NLP App

20th April 2021

Background

This application was built with the purpose of bringing together and demonstrating a series of natural language processing (NLP) techniques that are commonly used to solve data science problems related to unstructured text data.

The following NLP techniques are demonstrated in this application:

Text Classification
Sentiment Analysis
Text Summarization
Keyword Extraction
Information Retrieval

The application will apply these techniques on text data extracted from a newspaper article (simply enter the URL of the article), and the code for this project be found here.

Technical Details

Text Classification

Text Classification is typically a supervised learning problem that aims to build a classification model that can correctly predict the ground truth categories of new text data based the training data used to model it. For this application, I've focused on classifying the genre of the newspaper article entered. For this application, the model was trained on BBC news article data, where each article is allocated a genre: tech, business, politics, sport or entertainment. Thus, the model is only able to associate articles with one of these 5 categories.

These are the general steps used to build a classifier for unstructured text data:

Retrieving the text data
Cleaning the text data
Text vectorization or word embedding generation
Training models and measuring performance metrics
Fine-tuning the best model

Steps 1, 4 and 5 are standard processes in the machine learning pipeline.

Step 2, cleaning the data, is different to typical data science problems because of the unstructure nature of text data. This step often involves removing HTML tags, lemmatization, removing special characters, stopwords and accents. This process effectively removes any unwanted noise that could cause overfitting of the model.

Step 3, text vectorization or word embedding generation, involves turning the text data into numerical values for model training.
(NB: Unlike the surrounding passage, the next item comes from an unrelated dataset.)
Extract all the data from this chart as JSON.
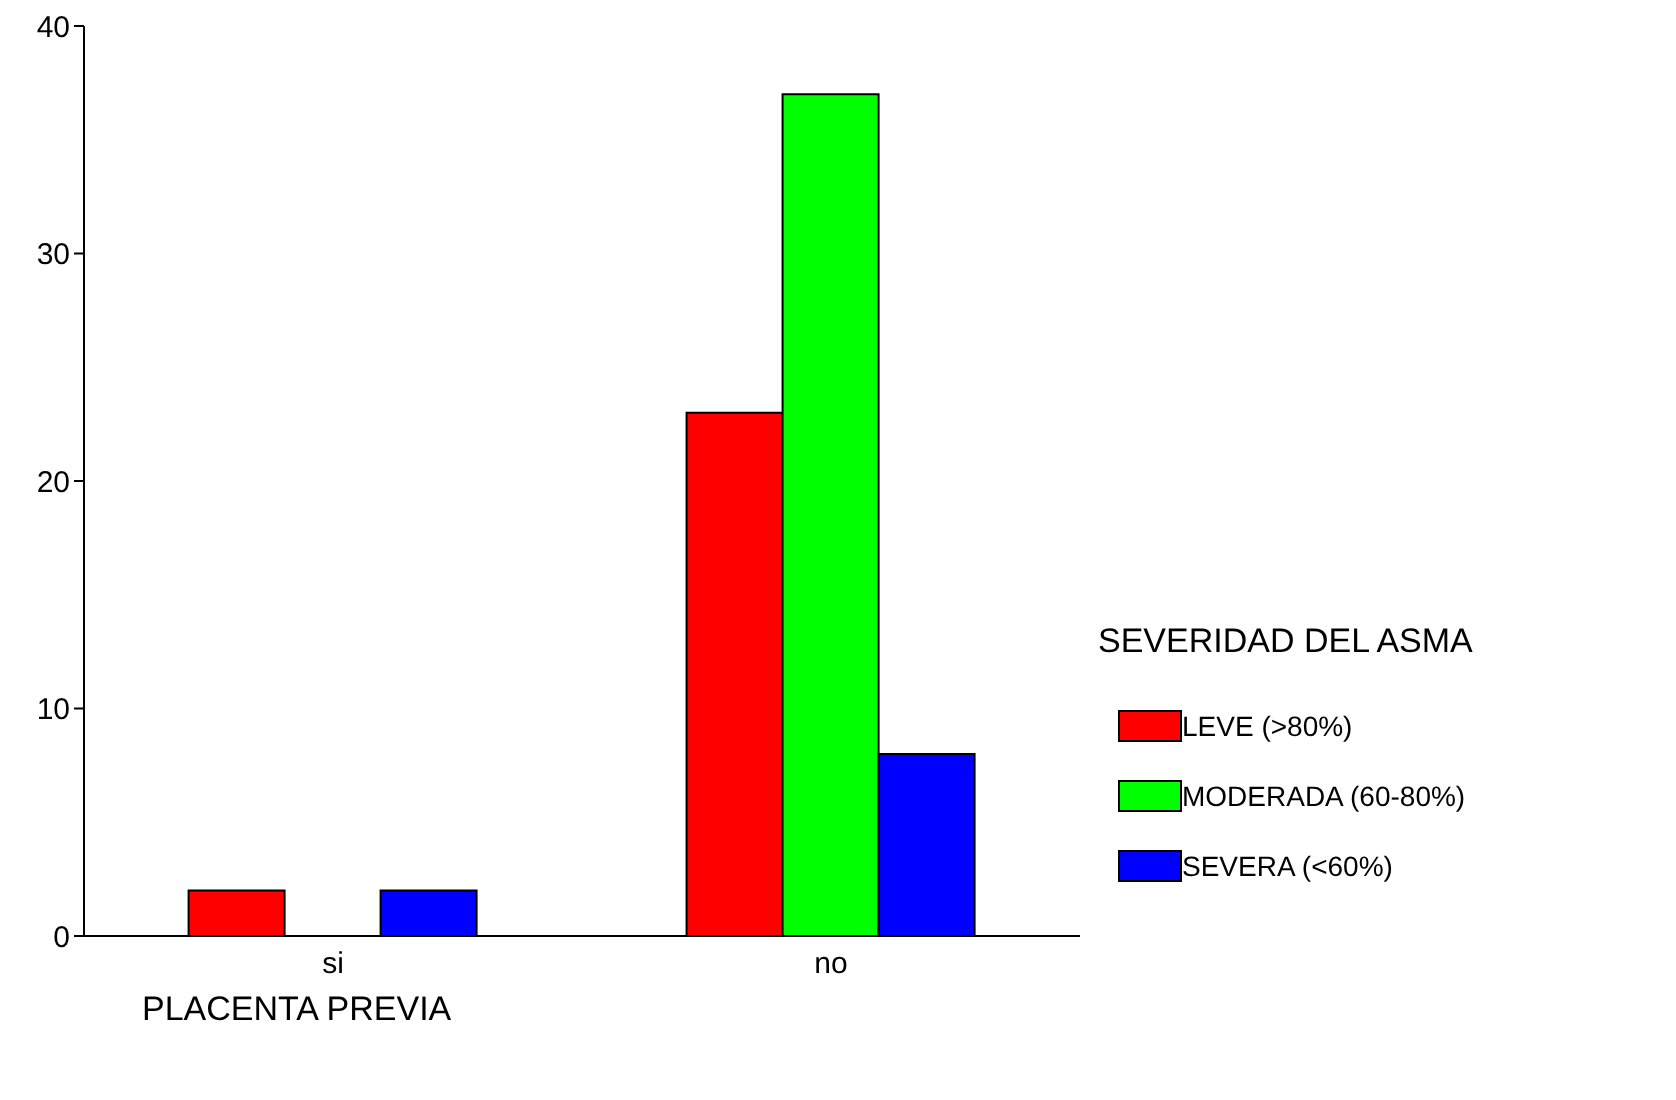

Vectorization is often implemented through a count-based method, such as BoW or TF-IDF, which count the frequency of occurences of a single word in the corpus' vocabulary for each individual article. Whilst word embedding leverage a deep learning method that creates dense vector representations of words that capture contextual and semantic similarities between words. This method allows you to tune the size of word embedding vectors, making the dimension of the vector space much smaller than BoW or TF-IDF. For this application, I simply used the TF-IDF method to prepare the text data for training.

Once these steps are complete, the final model can be serialized, for example as a pickle file, and then imported in the Flask application during a POST request.

Sentiment Analysis

Sentiment Analysis is a technique used to determine whether data contains a positive, negative or neutral position in the text. This is often performed on textual data such as reviews, questionnaires, customer feedback, etc. to monitor brand and product sentiment to furthuer understand customer needs.

There are generally two approaches for building a model for sentiment analysis:

Supervised Learning
Lexical Unsupervised Learning

Here I've taken the unsupervised lexical approach to the problem, making use of the vocabulary of a predefined lexicon which is associated with a set of sentiment scores. Different lexicons can be trained on different types of text data, for example, social media posts, Wikipedia articles, etc. Thus, using a lexicon that is most closely related to the text data you are analysis can greatly improve the performance of your results.

The AFINN lexicon is used here, one of the most popular lexicons available for sentiment analysis. This lexicon is trained on text data from microblogs contains over 3,300 words with a polarity score associated with each word. The AFINN vocabulary is used to match up words with a sentiment score based on their contextual and semantic structure in the body of text.

Text Summarization

Text summarization is a technique used to take a text document and return a few sentences that accurately summarize its contents. The main objective is to perform this summarization in an automated fashion by applying mathematical and statistical techniques to the contents and context of the text.

There many ways to approach text summarizaion (e.g. LSA, SVD, etc.), but for this application, I've implmented the TextRank algorithm. This is a graph-based ranking algorithm that ranks sentneces based on their importance. The sentences can be represented as vertices that are linked together by edges. This forms a ranking system where the importance of a sentence is decided based on the number of edges connected to it, as well as the importance of other sentences connected to it. Once the sentences are ranked, they can be used to extract the top N sentences that seem to summarize the text.

Information Retrieval

Information retrieval is a very exciting area in the field of natural language processing. In short, it focuses on retrieving information based on user input queries by ranking the search results and selecting the best response. Here, I've used BERT, which is an open-source library created by Google that applies bidirectional training of a Transformer, a popular attention model, to language modelling, giving a deeper sense of language context and flow than single-direction language models.

Keyword Extraction

Keyword extraction is a subset of keyphrase extraction, which is the process of extracting key terms or phrases from a body of unstructured text so that the core themes are captured. But for the sake of simplicity, I've employed Gensim's keywords function which uses a variation of the TextRank algorithm.